The commission presented MacKay-Lyons and his team with an opportunity to contrast the open, expansive design of the twin main houses, with a series of opposing yet complementary ideas. While the two larger houses sat on the crests of hills with huge views of sky and water around them, the new building would sit in the valley between them, nestled in a marshy wood. In contrast to the expansive proportions of the larger structures, it would be small and intimate, with enclosed, secret spaces, cozy places to curl up with a book, and humane proportions. It would also look softer: instead of rough-sawn hemlock, the entire spa would be clad inside and out in resawn clear cedar shiplap, smooth on bare skin (desirable in a sauna, of course) and soothing to the eye. Even the concrete floor would be tinted the same honey-yellow tone as the wood.

In contrast to the open terrain surrounding the main and guest houses, which are joined by a wooden bridge spanning the valley between them, the approach to the spa leads over a wooden walkway through the woods, transecting a cultivated wildlife corridor frequented by deer and foxes. Going to the spa is a figurative as well as literal journey — or as MacKay-Lyons puts it, a form of choreography of close-up and wide-angle views, consciously managed.

“The geometric relationships of all three buildings are very precise, so that in a sense, it doesn’t feel like three separate buildings at all,” he says. “It almost as if it’s one cohesive building with different sections, that you reach through open-air hallways, which are the wooden walkways. It’s a bit like the principle in judo, of using the energy of the other person.”

In shape and colour, as MacKay-Lyons describes it, the spa is “like a block of butter.” A covered porch cuts a square out of the near corner; you enter through a transparent doorway to a small anteroom with a built-in daybed. This is one of several perches in the house, great for stretching out for a siesta or gazing out into the landscape.

It’s a prelude to the view that awaits around the corner, where the interior opens into a single airy space. On one side is a built-in kitchenette and another daybed balancing the one at the entrance; on the other, a long bank of windows framing a vista of trees and rolling meadow — and beyond that, ocean, under an impossibly big sky.

One of the subtler pleasures of the design is that, despite its high ceilings, an imaginary beltline at the eight-foot level is acknowledged in various ways all around the perimeter. It forms the top of the alcove sheltering a built-in daybed on the far side, wall-to-wall glass transoms at each end of the main room, and the line where the top of the long-side windows meets cedar upper wall. This strong horizontal line adds human scale and strengthens the mood of relaxed intimacy.

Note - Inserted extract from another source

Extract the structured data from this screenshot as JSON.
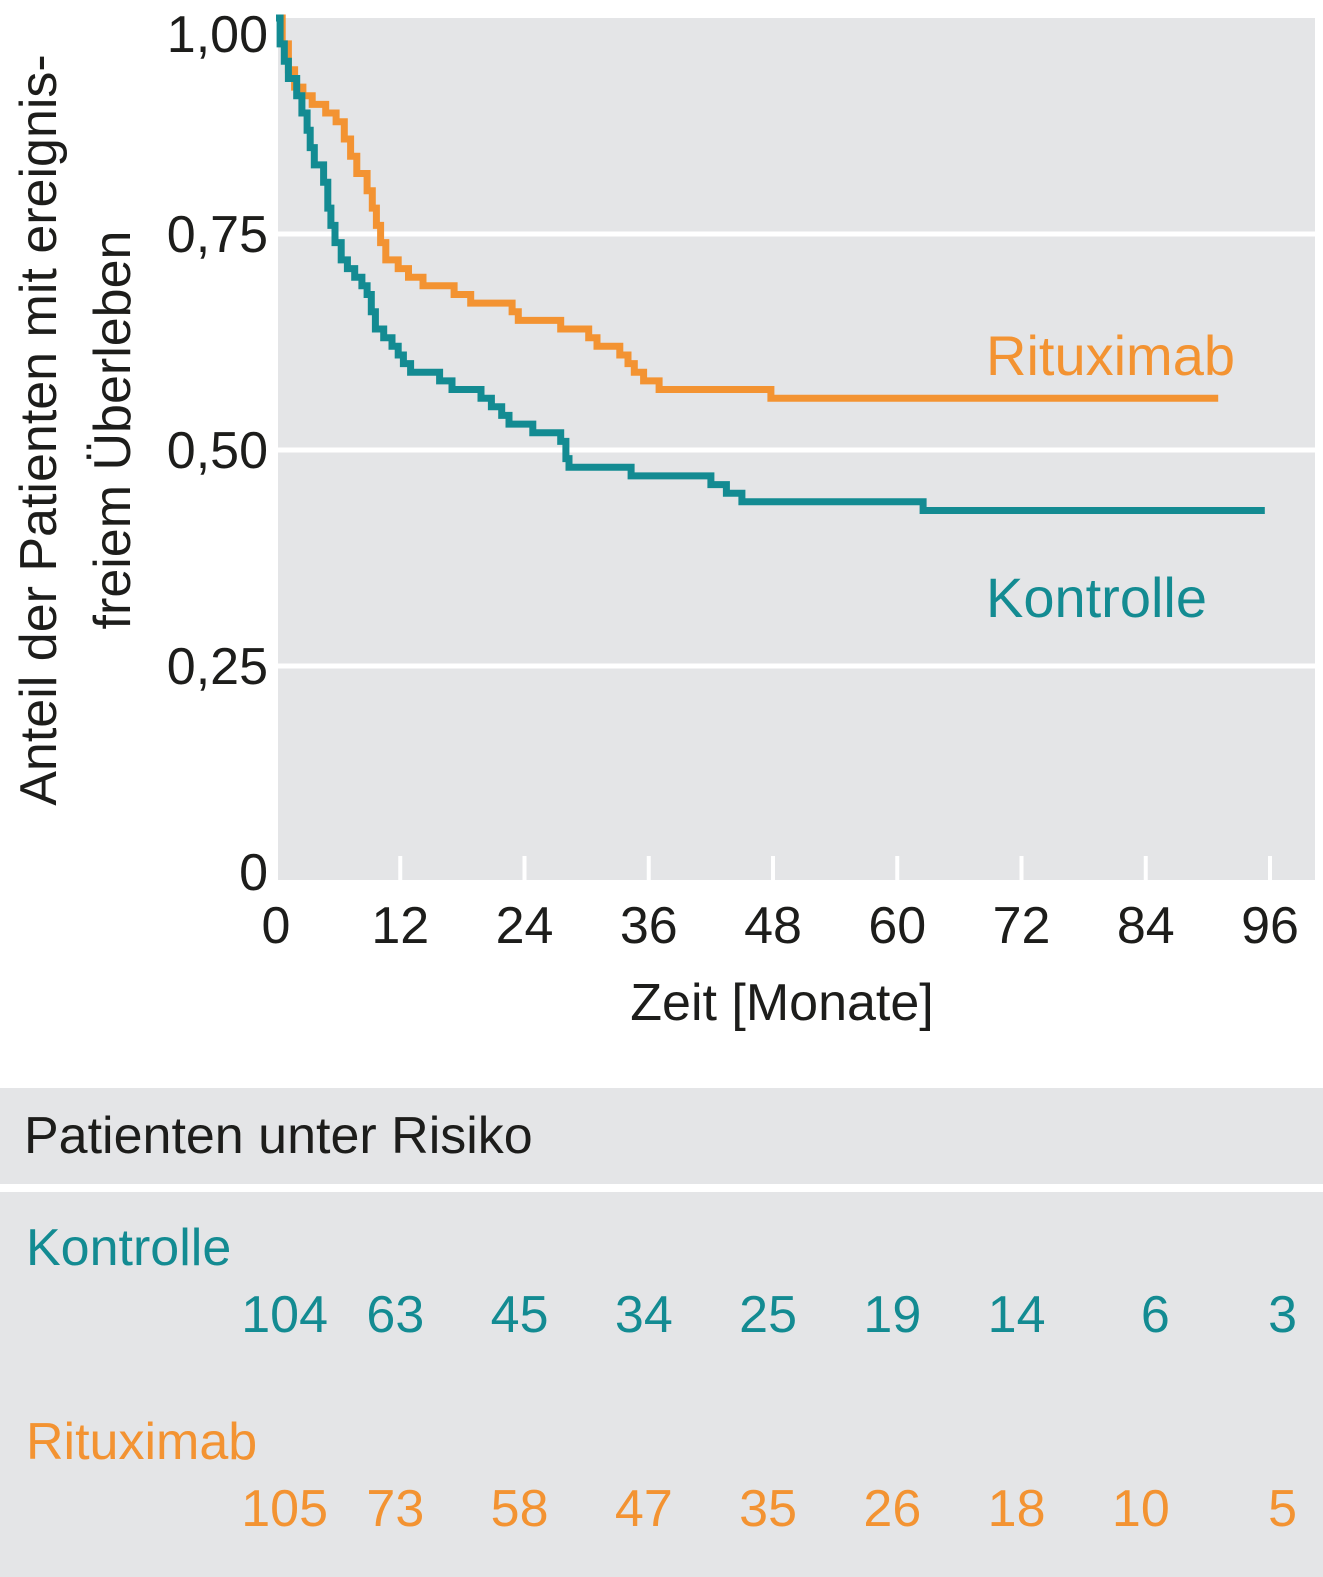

The space ends on the other side in another covered porch, segregated from the interior by a NanaWall (a series of hinged glass doors that fold, accordion-style, out of the way), that  opens the room to the ocean breeze. (A motorized screen on the outer side keeps out bugs, perhaps a less romantic aspect of the nearby marsh.)

According to MacKay-Lyons, “I really feel if you handle the ‘choreography’ of the building well — controlling the sequence of intimate and open spaces, the idea of withholding and then revealing views — then the overall design itself can be very simple.

“That’s an important part, I feel, of the idea of stewardship over the landscape. I like to make buildings that are more silent, but have more to say.”